To accelerate treatments and access to treatments for ME/CFS patients (in the absence of a wholly agreed upon definition, a diagnostic biomarker* and defined subset populations).
1. Expediting treatments to patients – distinguish the various accelerated pathways including and not limited to fast tracking, accelerated approvals, post-marketing trials, and other regulatory mechanisms
- Range of treatment trial strategies (combinations of drug treatments and/or broad-spectrum of patients)
- Parallel tracking
- Expanded population trials (increasing population size as shows benefit)
- Priority reviews
- Use of cross functional review teams, etc.
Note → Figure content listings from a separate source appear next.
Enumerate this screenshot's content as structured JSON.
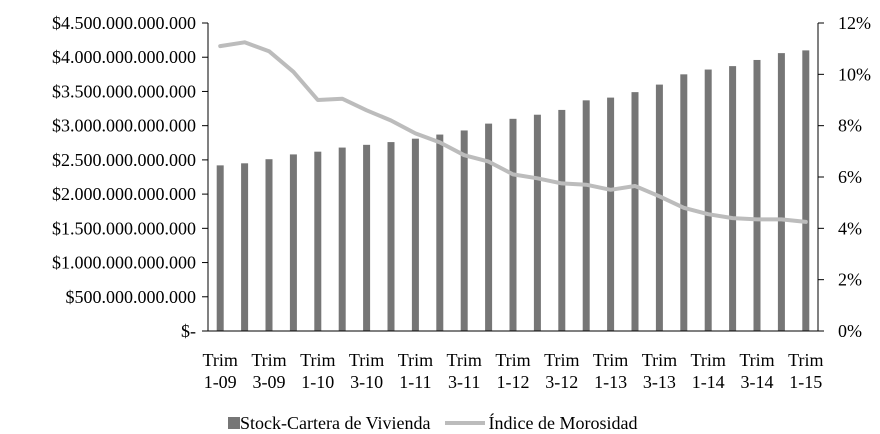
{
  "colors": {
    "bar": "#767676",
    "line": "#bcbcbc",
    "axis": "#000000"
  },
  "legend": {
    "bar_label": "Stock-Cartera de Vivienda",
    "line_label": "Índice de Morosidad"
  },
  "chart_data": {
    "type": "bar",
    "grid": false,
    "legend_position": "bottom",
    "x": [
      "1-09",
      "2-09",
      "3-09",
      "4-09",
      "1-10",
      "2-10",
      "3-10",
      "4-10",
      "1-11",
      "2-11",
      "3-11",
      "4-11",
      "1-12",
      "2-12",
      "3-12",
      "4-12",
      "1-13",
      "2-13",
      "3-13",
      "4-13",
      "1-14",
      "2-14",
      "3-14",
      "4-14",
      "1-15"
    ],
    "x_tick_labels": [
      {
        "index": 0,
        "line1": "Trim",
        "line2": "1-09"
      },
      {
        "index": 2,
        "line1": "Trim",
        "line2": "3-09"
      },
      {
        "index": 4,
        "line1": "Trim",
        "line2": "1-10"
      },
      {
        "index": 6,
        "line1": "Trim",
        "line2": "3-10"
      },
      {
        "index": 8,
        "line1": "Trim",
        "line2": "1-11"
      },
      {
        "index": 10,
        "line1": "Trim",
        "line2": "3-11"
      },
      {
        "index": 12,
        "line1": "Trim",
        "line2": "1-12"
      },
      {
        "index": 14,
        "line1": "Trim",
        "line2": "3-12"
      },
      {
        "index": 16,
        "line1": "Trim",
        "line2": "1-13"
      },
      {
        "index": 18,
        "line1": "Trim",
        "line2": "3-13"
      },
      {
        "index": 20,
        "line1": "Trim",
        "line2": "1-14"
      },
      {
        "index": 22,
        "line1": "Trim",
        "line2": "3-14"
      },
      {
        "index": 24,
        "line1": "Trim",
        "line2": "1-15"
      }
    ],
    "y_left": {
      "min": 0,
      "max": 4500000000000,
      "tick_labels": [
        "$-",
        "$500.000.000.000",
        "$1.000.000.000.000",
        "$1.500.000.000.000",
        "$2.000.000.000.000",
        "$2.500.000.000.000",
        "$3.000.000.000.000",
        "$3.500.000.000.000",
        "$4.000.000.000.000",
        "$4.500.000.000.000"
      ]
    },
    "y_right": {
      "min": 0,
      "max": 12,
      "tick_labels": [
        "0%",
        "2%",
        "4%",
        "6%",
        "8%",
        "10%",
        "12%"
      ]
    },
    "series": [
      {
        "name": "Stock-Cartera de Vivienda",
        "type": "bar",
        "axis": "left",
        "values": [
          2420000000000,
          2450000000000,
          2510000000000,
          2580000000000,
          2620000000000,
          2680000000000,
          2720000000000,
          2760000000000,
          2810000000000,
          2870000000000,
          2930000000000,
          3030000000000,
          3100000000000,
          3160000000000,
          3230000000000,
          3370000000000,
          3410000000000,
          3490000000000,
          3600000000000,
          3750000000000,
          3820000000000,
          3870000000000,
          3960000000000,
          4060000000000,
          4100000000000
        ]
      },
      {
        "name": "Índice de Morosidad",
        "type": "line",
        "axis": "right",
        "values": [
          11.1,
          11.25,
          10.9,
          10.1,
          9.0,
          9.05,
          8.6,
          8.2,
          7.7,
          7.35,
          6.85,
          6.6,
          6.1,
          5.95,
          5.75,
          5.7,
          5.5,
          5.65,
          5.25,
          4.8,
          4.55,
          4.4,
          4.35,
          4.35,
          4.25
        ]
      }
    ]
  }
}
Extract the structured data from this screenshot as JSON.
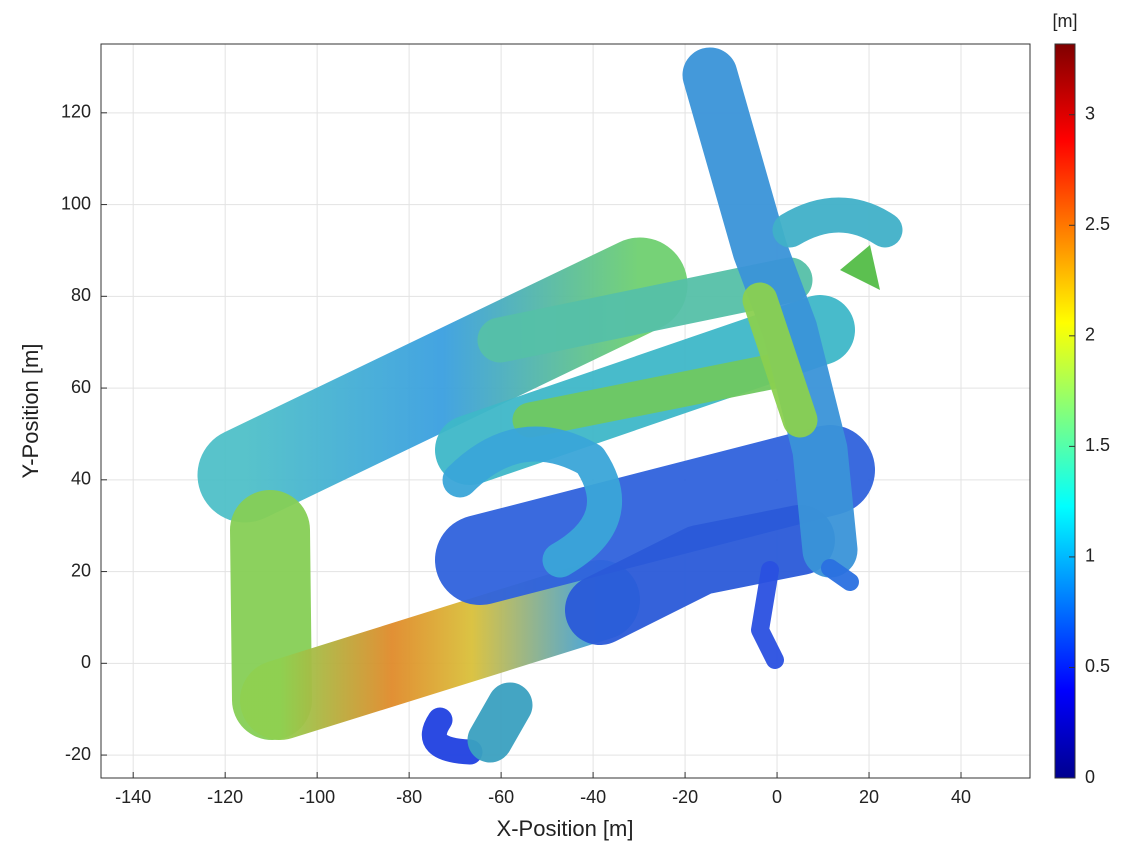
{
  "chart_data": {
    "type": "map",
    "xlabel": "X-Position [m]",
    "ylabel": "Y-Position [m]",
    "xlim": [
      -147,
      55
    ],
    "xticks": [
      -140,
      -120,
      -100,
      -80,
      -60,
      -40,
      -20,
      0,
      20,
      40
    ],
    "ylim": [
      -25,
      135
    ],
    "yticks": [
      -20,
      0,
      20,
      40,
      60,
      80,
      100,
      120
    ],
    "grid": true,
    "colorbar": {
      "label": "[m]",
      "colormap": "jet",
      "lim": [
        0,
        3.32
      ],
      "ticks": [
        0,
        0.5,
        1,
        1.5,
        2,
        2.5,
        3
      ]
    }
  }
}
2. Examine and define benefit risk and quality of life for chronic illnesses; specifically looking at ME/CFS
- How does FDA currently evaluate chronic illnesses
- Patient and clinician considerations on risk and benefit
- Safety versus risk
- Persons freedom to make health choices
- Promote and protect public health
- Other chronic illnesses
3. Combine the considerations and conclusions from objectives #1 & 2 and re-examine through benefit risk lenses treatments currently in the pipeline and those being used off-label to determine the path forward.
- Healthcare access/Trial access
- Availability of product
- Insurance, Medicare, Medicaid
- Costs of individual healthcare and total impact to nation
- Long term care, home health, etc.
- Timing versus Patient’s Health
4. To educate and engage a broader healthcare-wide community on the challenges associated with ME/CFS. In addition to broadly educate the community at-large the regarding the implications of this disease, treatments and access within all the layers of the healthcare system.
A survey to assist us in this process will ensue shortly.
*Please note for the initial stakeholders meeting we do not want to include the discussion of biomarkers. We anticipate there will be follow on meetings and biomarkers should be included at that time along with a number of other topics.